Overall, I was quite pleased with the service from Maranatha Vet, we even talked a bit about boarding safety as well as medical advice and Dr Nora did not look irritated nor rushed to send us off, instead she patiently provided great advice and I appreciated them. Of course I still can’t tell if the dental procedure is helping Amber so far but I’m sure we will know soon enough. I will be making my final verdict after the next x-ray.
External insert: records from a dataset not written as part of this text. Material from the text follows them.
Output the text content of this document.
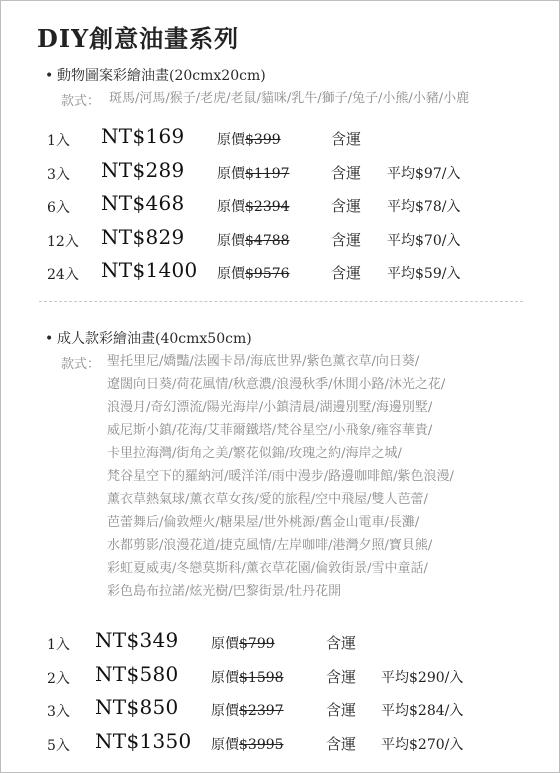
DIY創意油畫系列
• 動物圖案彩繪油畫(20cmx20cm)
款式： 斑馬/河馬/猴子/老虎/老鼠/貓咪/乳牛/獅子/兔子/小熊/小豬/小鹿
1入 NT$169 原價$399	含運
3入 NT$289 原價$1197	含運 平均$97/入
6入 NT$468 原價$2394	含運 平均$78/入
12入 NT$829 原價$4788	含運 平均$70/入
24入 NT$1400 原價$9576	含運 平均$59/入
• 成人款彩繪油畫(40cmx50cm)
款式： 聖托里尼/嬌豔/法國卡昂/海底世界/紫色薰衣草/向日葵/
遼闊向日葵/荷花風情/秋意濃/浪漫秋季/休閒小路/沐光之花/
浪漫月/奇幻漂流/陽光海岸/小鎮清晨/湖邊別墅/海邊別墅/
威尼斯小鎮/花海/艾菲爾鐵塔/梵谷星空/小飛象/雍容華貴/
卡里拉海灣/街角之美/繁花似錦/玫瑰之約/海岸之城/
梵谷星空下的羅納河/暖洋洋/雨中漫步/路邊咖啡館/紫色浪漫/
薰衣草熱氣球/薰衣草女孩/愛的旅程/空中飛屋/雙人芭蕾/
芭蕾舞后/倫敦煙火/糖果屋/世外桃源/舊金山電車/長灘/
水都剪影/浪漫花道/捷克風情/左岸咖啡/港灣夕照/寶貝熊/
彩虹夏威夷/冬戀莫斯科/薰衣草花園/倫敦街景/雪中童話/
彩色島布拉諾/炫光樹/巴黎街景/牡丹花開
1入 NT$349 原價$799	含運
2入 NT$580 原價$1598	含運 平均$290/入
3入 NT$850 原價$2397	含運 平均$284/入
5入 NT$1350 原價$3995	含運 平均$270/入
Amber's poor dizzy face, haha

With this incident I am more educated and confident of my beliefs on the importance of professional dental scaling instead of self scaling/groomer. Our total cost rounded up to $800+, it was unexpected due to additional X-ray and removing of tooth, however without X-ray we could never know what was actually happening with Amber’s teeth in detail. If I allowed groomers to just scale her teeth and said she is fine then today it could have been worst, Amber could have lost all her tooth and be in severe pain for a longer period of time. I simply can't imagine if she was self scaled and had to suffer all these hidden pain and rotting for more years to come. Honestly i don't think that these groomers are all evil, but they just need to be more educated and understand the risks they are putting other dogs in. 

(Please note that even though people tend to label Maranatha Vet as canine dental specialist, they actually aren't, Maranatha stated in their Facebook clearly that they are a clinic with ‘special interest’ in dentistry.)


  1. Thanks for this info. My boy will be 9 this year. So far I have done one thorough clean/scale at the vet when I first adopted him. I brush his teeth regularly but I noticed his gums are weak (bleed). Maybe it is time to send him to the vet for a dental check soon. I do not trust groomers who say they can do scaling (despite all the photos of teeth turning white after one session). They might be able to clean the surface making it white and shine, but what is underneath they do not know.

    1. You are welcome Margaret! Yes yearly check up is good, most vet will only recommend scaling if it gets too bad. Groomers are not equipped with the knowledge about dental care, self scaling may even disrupt vet's diagnosis by making them think that their teeth are well maintained.